Sandeep Pandit turned into just eight years vintage whilst his own family packed their luggage and fled from Kashmir inside the dead of the night in 1989. From Srinagar to Jammu to Bangalore, the Pandit own family straddled states to discover peace and relax after migrating. Though his upbringing and schooling turned into in posh Bangalore, Sandeep stayed near his roots and explored the wealthy culinary history of Kashmir.
Thirty years later, Sandeep has not handiest made Jammu and Kashmir however all of India proud with the aid of being decided on to compete within the prestigious MasterChef Australia. From Rogan Josh (mutton dish with red gravy) to Yakhni (mutton dish organized in yoghurt), Hakh (collard inexperienced; the staple weight loss program of Kashmir), Muji Chetin (reddish chutney) and Tehr (yellow rice), Sandeep expressed his feelings through Kashmiri cuisine and in the end impressed the judges.
“Cooking has a special area in most Indian households, it’s unique to us, and it’s nonsecular. My ardor for cooking began early, as I needed to help Mom within the kitchen in Bangalore. When we moved to Bangalore, we had no cash for the most fundamental facilities of existence. As there has been no fridge to save the food, Mom taught me the way to heat food to preserve it going for longer.

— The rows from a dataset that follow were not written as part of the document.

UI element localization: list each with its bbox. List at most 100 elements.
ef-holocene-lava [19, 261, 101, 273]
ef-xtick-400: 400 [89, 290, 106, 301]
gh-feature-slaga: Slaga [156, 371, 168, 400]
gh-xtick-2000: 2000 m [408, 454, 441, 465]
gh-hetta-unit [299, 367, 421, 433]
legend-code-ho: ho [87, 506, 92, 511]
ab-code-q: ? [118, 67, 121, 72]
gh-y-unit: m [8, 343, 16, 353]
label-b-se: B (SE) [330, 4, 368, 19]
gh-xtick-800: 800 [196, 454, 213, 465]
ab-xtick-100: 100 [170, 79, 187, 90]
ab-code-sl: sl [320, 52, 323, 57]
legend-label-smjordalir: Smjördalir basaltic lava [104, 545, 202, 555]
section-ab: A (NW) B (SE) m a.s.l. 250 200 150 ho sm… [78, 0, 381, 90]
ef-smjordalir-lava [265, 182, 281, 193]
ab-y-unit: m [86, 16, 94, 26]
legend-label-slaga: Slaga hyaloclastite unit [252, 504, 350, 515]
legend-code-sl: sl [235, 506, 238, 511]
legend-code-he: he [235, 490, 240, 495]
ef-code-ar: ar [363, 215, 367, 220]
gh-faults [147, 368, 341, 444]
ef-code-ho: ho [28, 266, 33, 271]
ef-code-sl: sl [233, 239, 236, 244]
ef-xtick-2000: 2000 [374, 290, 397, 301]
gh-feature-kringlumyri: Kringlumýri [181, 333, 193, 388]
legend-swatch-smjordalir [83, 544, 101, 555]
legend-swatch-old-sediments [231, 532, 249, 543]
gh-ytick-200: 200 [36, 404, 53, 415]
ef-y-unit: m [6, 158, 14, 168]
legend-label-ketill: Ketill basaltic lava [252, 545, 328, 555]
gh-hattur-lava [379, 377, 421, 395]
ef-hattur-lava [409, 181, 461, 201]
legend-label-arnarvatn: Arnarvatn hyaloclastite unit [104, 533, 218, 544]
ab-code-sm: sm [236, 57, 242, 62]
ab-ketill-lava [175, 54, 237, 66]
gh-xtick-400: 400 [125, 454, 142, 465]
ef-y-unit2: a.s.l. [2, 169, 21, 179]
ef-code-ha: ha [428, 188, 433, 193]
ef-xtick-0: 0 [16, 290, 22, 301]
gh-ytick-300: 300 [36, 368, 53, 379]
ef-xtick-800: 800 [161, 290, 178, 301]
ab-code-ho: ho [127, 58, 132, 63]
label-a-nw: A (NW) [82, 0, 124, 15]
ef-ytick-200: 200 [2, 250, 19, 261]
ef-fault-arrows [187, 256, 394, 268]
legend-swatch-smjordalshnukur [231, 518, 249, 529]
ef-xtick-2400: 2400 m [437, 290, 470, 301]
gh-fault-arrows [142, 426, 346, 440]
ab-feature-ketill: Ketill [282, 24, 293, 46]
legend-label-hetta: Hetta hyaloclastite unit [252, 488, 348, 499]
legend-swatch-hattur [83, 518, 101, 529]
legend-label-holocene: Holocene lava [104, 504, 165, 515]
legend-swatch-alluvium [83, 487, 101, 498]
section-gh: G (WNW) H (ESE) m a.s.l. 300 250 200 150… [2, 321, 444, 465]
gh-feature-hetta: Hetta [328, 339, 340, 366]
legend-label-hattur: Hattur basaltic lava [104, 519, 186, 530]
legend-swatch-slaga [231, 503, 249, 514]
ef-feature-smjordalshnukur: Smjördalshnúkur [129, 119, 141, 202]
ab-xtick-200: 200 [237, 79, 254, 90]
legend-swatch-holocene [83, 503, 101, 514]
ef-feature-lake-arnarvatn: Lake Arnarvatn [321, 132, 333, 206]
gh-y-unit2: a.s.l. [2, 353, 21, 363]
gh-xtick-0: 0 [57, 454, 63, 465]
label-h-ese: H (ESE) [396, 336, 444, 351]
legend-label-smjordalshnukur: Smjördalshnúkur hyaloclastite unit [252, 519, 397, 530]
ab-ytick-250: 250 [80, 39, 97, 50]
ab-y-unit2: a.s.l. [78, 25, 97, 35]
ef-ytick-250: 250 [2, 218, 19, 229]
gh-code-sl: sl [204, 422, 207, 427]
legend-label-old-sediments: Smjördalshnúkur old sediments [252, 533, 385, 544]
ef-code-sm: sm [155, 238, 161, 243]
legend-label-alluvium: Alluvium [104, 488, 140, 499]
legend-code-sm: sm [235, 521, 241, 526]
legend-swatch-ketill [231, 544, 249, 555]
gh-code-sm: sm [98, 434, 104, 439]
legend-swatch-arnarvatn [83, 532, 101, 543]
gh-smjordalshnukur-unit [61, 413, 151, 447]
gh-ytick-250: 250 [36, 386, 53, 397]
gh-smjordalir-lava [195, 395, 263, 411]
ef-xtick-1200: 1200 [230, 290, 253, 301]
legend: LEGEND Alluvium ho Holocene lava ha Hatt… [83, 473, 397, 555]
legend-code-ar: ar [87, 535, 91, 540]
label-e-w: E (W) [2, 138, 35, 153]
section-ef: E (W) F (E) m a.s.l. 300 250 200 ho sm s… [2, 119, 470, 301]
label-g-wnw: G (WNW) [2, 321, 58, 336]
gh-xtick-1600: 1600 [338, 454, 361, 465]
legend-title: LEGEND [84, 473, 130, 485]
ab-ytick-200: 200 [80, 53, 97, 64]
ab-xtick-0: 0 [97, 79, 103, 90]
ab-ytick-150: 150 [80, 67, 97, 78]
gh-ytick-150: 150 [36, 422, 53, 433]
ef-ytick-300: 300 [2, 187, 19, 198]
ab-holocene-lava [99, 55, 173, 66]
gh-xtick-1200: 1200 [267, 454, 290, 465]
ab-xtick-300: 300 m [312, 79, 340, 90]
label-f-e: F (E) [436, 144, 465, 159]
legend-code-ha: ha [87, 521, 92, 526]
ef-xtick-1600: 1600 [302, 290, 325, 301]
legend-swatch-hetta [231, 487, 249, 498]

I later fell in love with cooking, because it changed into my happy vicinity in those turbulent times.”
Sandeep Pandit to The Quint
Born in Azad Basti Budshah Nagar in upmarket Srinagar in 1981, Sandeep finished a degree in Chemical Engineering from Visvesvaraya Technological University (VTU) in 2003. Later, he completed an MBA from Bangalore University and joined the IT industry in 2005. Given his professional acumen and body of work, he was sent to Australia in 2016 by using his corporation, Cognizant, to head one in all their tasks.
Cooking, but, remained his old flame and for that reason, when programs for MasterChef Australia had been invited, he changed into some of the first to use. As luck had it, he turned into selected among the first 50 and later given the apron, that is one-of-a-kind to the 24 contestants who are selected.
“I were a large fan of MasterChef Australia even if I changed into in India. MasterChef Australia invitations packages from throughout Australia. After the initial screening, 50 get invited to cook for the judges and 24 win the apron to prepare dinner for the identify. These are called the Top 24 of the season.”
Sandeep has been cooking due to the fact he was 9. From supporting his mom within the kitchen to making tea and trying his hand at some vintage recipes, he has dabbled in all types of cooking to pursue his passion.
“My grandmothers usually motivated my Kashmiri cooking. My mother, in addition, held my hand and taught me many Kashmiri delicacies. I am very proficient in making Dum Aloo, Rogan Josh, Nadru Yakhini… The usage of Kashmiri techniques. Over the years, I even have were given higher at cooking those traditional dishes, with inputs from many elders.”
Sandeep Pandit to The Quint
In any other venture, he made Yakhni (lamb) and the judges had been surprised by the simplicity of a complex dish as complex as that. “I am just fortunate so as to show off Indian cuisine at this stage”, he said.
The show is presently on the air in Australia and our prayers are already with the son of our soil. For the 38-yr-vintage techie, the MasterChef Australia adventure is a stepping stone in realizing his dream of putting in his own eating place.
“If I win, I would love to pursue my meals dream of starting an eating place known as `BBQ and Biryani’. I additionally want to record the recipes from Kashmir as I assume we’re losing a number of them with time. I would really like to cook dinner Kashmiri Dum Aloo for PM Narendra Modi because it is a unique dish from the valley. Very few dishes champion potato, the way our precise vintage Dum Olav does.”
And it changed into his love for Kashmiri delicacies which stole the display and led judges to comprehend Sandeep for his deep insight into the culinary history of his motherland.
“Gary Mehigan and Matt Preston ( of the judges) are thoroughly aware of Indian cuisine and they had been splendidly inspired with me for cooking traditional Kashmiri dishes. Rogan Josh, Hakh, Muji Chetin, and Tehr made their debut in my audition dish and the judges were very inspired with my cooking. I didn’t have lots of time to tenderize the mutton so I turned into invited to prepare dinner once more, and I received the coveted apron day after today.”